Enhancing Green Work: 
A Behavioral Systems Analysis





* This analysis was conducted independently during my Behavioral Science Internship at Evidn and does not represent an official client deliverable.

THE QUESTION: How might we support ongoing efforts to distribute environmental resources while simultaneously tackling economic inequality?



PROJECT RUNDOWN:

During my internship as a Behavioral Scientist, I was asked to create a mock pitch about company I felt would align well with the our services. I chose the stakeholder to be a NYC-based nonprofit that works to advance climate justice through paid service. They tackle two challenges at once: environmental decay + economic exclusion.

This project’s goal was to understand why engagement varies and to identify opportunities to strengthen recruitment, retention, and long-term program impact.



Photo credits: https://brooklyn.org/green-city-force/



MY ROLE & RESPONSIBILITIES

  • Conducted an independent behavioral analysis during my internship at Evidn
  • Synthesized contextual and stakeholder factors
  • Applied Lewin’s Force Field analysis to identify drivers and barriers
  • Translated insights into strategy-facing recommendations



METHODS:

  • Behavioral literature review
  • Context and stakeholder synthesis
  • Force Field analysis
  • Driver–barrier mapping
  • Impact vs. feasibility prioritization
  • Systems-level interpretation of engagement dynamics

THE IMPACT:

  • Highlighted legitimacy, pathway clarity, and alumni visibility as high-impact challenges
  • Surfaced that participation is shaped by economic context and identity alignment
  • Identified high-leverage opportunities to strengthen engagement
  • Reframed participation as a systems challenge rather than a motivation problem




What the research says:




Photo credits: https://brooklyn.org/green-city-force/








When economic pressure is high, green work can be seen as frivilous compared to other life challenges.

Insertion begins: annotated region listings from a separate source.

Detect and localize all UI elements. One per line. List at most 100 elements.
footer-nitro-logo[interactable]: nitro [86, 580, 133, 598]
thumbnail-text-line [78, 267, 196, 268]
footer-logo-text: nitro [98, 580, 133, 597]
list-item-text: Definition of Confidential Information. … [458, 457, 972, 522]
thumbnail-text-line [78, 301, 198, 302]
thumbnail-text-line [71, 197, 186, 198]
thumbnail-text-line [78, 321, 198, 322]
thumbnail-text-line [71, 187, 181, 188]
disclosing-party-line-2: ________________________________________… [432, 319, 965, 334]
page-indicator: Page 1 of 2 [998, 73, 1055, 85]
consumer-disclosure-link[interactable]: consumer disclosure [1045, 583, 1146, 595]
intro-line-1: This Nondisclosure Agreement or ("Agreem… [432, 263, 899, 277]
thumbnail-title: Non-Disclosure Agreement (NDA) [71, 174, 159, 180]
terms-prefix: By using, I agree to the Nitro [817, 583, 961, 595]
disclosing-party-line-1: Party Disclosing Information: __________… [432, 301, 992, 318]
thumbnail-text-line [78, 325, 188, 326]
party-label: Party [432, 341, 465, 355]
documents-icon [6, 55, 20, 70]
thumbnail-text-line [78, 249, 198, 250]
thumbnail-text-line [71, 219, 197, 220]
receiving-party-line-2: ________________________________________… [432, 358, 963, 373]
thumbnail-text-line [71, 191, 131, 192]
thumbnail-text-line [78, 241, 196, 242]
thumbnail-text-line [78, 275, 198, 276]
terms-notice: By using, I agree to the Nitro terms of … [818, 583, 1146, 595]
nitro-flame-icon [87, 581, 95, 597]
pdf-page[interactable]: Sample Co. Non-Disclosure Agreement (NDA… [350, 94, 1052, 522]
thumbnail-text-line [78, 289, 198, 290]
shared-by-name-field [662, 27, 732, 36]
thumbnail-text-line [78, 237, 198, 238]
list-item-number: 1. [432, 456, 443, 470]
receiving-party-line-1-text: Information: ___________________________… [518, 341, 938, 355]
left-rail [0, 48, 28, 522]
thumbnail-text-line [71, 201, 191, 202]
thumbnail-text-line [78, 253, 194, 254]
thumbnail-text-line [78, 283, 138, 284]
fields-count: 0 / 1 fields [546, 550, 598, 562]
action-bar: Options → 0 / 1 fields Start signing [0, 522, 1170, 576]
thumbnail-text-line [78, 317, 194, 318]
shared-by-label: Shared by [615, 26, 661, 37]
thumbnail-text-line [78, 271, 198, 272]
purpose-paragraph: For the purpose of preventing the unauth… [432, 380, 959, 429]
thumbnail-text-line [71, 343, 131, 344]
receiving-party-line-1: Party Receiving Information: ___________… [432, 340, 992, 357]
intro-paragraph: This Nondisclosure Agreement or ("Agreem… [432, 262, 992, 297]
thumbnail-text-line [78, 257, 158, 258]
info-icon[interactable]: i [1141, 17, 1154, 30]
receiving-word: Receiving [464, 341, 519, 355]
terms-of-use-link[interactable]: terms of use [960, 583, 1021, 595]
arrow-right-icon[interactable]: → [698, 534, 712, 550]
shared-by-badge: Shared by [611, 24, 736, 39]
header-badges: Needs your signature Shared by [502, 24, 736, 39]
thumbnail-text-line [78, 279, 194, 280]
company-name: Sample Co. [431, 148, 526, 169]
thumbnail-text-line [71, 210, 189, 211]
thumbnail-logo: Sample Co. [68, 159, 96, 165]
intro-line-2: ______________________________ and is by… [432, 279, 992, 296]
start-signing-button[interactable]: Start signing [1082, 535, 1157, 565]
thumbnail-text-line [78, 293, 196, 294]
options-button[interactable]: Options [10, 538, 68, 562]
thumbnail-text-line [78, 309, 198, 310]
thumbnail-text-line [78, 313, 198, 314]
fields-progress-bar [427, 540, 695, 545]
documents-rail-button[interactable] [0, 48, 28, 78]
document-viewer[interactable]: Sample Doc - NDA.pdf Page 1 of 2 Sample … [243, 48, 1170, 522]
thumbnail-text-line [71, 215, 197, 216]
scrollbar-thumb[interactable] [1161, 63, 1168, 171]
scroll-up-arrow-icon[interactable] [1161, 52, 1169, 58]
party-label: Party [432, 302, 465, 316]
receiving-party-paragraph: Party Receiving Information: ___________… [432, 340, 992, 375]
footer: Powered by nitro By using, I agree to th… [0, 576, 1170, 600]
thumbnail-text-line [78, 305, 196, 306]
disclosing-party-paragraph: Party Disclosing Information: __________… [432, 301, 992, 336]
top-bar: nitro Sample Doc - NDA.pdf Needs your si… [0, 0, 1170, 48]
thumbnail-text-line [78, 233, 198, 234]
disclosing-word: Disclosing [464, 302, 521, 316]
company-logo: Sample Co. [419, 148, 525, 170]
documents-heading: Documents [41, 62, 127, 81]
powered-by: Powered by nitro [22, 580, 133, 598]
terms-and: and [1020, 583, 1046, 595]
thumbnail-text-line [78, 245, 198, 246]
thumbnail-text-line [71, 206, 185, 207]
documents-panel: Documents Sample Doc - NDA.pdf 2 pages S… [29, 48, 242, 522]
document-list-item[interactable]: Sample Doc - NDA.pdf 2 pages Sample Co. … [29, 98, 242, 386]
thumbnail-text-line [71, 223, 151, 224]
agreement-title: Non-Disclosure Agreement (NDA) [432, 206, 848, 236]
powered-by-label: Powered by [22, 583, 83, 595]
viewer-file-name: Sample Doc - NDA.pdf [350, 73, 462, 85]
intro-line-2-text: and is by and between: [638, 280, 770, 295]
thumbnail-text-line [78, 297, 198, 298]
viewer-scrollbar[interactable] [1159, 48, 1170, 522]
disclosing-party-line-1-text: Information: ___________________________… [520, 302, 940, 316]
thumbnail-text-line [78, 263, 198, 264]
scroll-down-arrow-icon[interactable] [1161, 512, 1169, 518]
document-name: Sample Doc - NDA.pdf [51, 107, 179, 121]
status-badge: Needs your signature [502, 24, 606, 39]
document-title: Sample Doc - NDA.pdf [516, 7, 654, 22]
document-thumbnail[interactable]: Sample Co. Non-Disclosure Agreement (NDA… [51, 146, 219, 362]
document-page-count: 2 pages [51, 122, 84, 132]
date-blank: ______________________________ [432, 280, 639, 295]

As a result, such jobs are deemed to have low social value, and participation becomes difficult to sustain.

These forces create a self-reinforcing cycle in which the people most likely to benefit from workforce programs face the greatest barriers to entry.

However, when programs provide paid opportunities, visible community impact, and social recognition, participation begins to build its own momentum. 



Takeaway: Efforts to increase participation must focus on shifting the surrounding incentive and status environment, not just increasing awareness or motivation.



So...what do we do with that information?






If we’re looking to utilize the positive feedback loop, we have to first understand what the drivers (motivators) and barriers (friction) are. 


Takeaways from the research: Sustained engagement requires aligning economic support, social signaling, and long-term opportunity pathways rather than relying on any single lever.












What’s the next step?





Given limited resources, we identify the projects that are the perfect balance of feasibility and impactfulness.

Several high-impact barriers—like unclear post-program pathways and underutilized alumni network—appear tractable within the current program ecosystem. 

While barriers such as societal structural instability hold much importance, they are outside the scope of the project. 


Takeaway: The most strategic near-term focus is strengthening legitimacy signals, clarifying pathways, and activating existing social infrastructure.





     
With this research in mind, there are 4 client deliverables for their consideration:





1. Enhance legitimacy cues:

       Amplify uniforms, media visibility, and institutional endorsements to raise perceived status of green work.



2. Tailor environmental messaging:

       Connect sustainability efforts to immediate community benefits (e.g., cleaner air, cooling shade,
local food).
3.  Activate the alumni network:

       Use alumni as readily available peer mentors, recruiters, and role models to reinforce credibility and social proof.


4. Clarify post-program pathways:

       Visualize job outcomes and education options through storytelling, alumni panels, or “next steps” guides.











PROJECT WRAP-UP:


This analysis suggests that engagement in green workforce programs is shaped not by environmental attitudes alone and more by the interaction of economic pressure, social signaling, and perceived opportunity. The literature review suggests that participants will be more likely to sustain involvement when programs provide immediate material support, clear pathways forward, and visible signals of legitimacy.

At the same time, several high-impact barriers remain structural in nature. Factors such as housing instability, caregiving demands, and broader economic precarity limit participation in ways that program design alone cannot fully resolve. As such, solutions should contextualize workforce interventions as part of a broader support ecosystem rather than standalone solutions.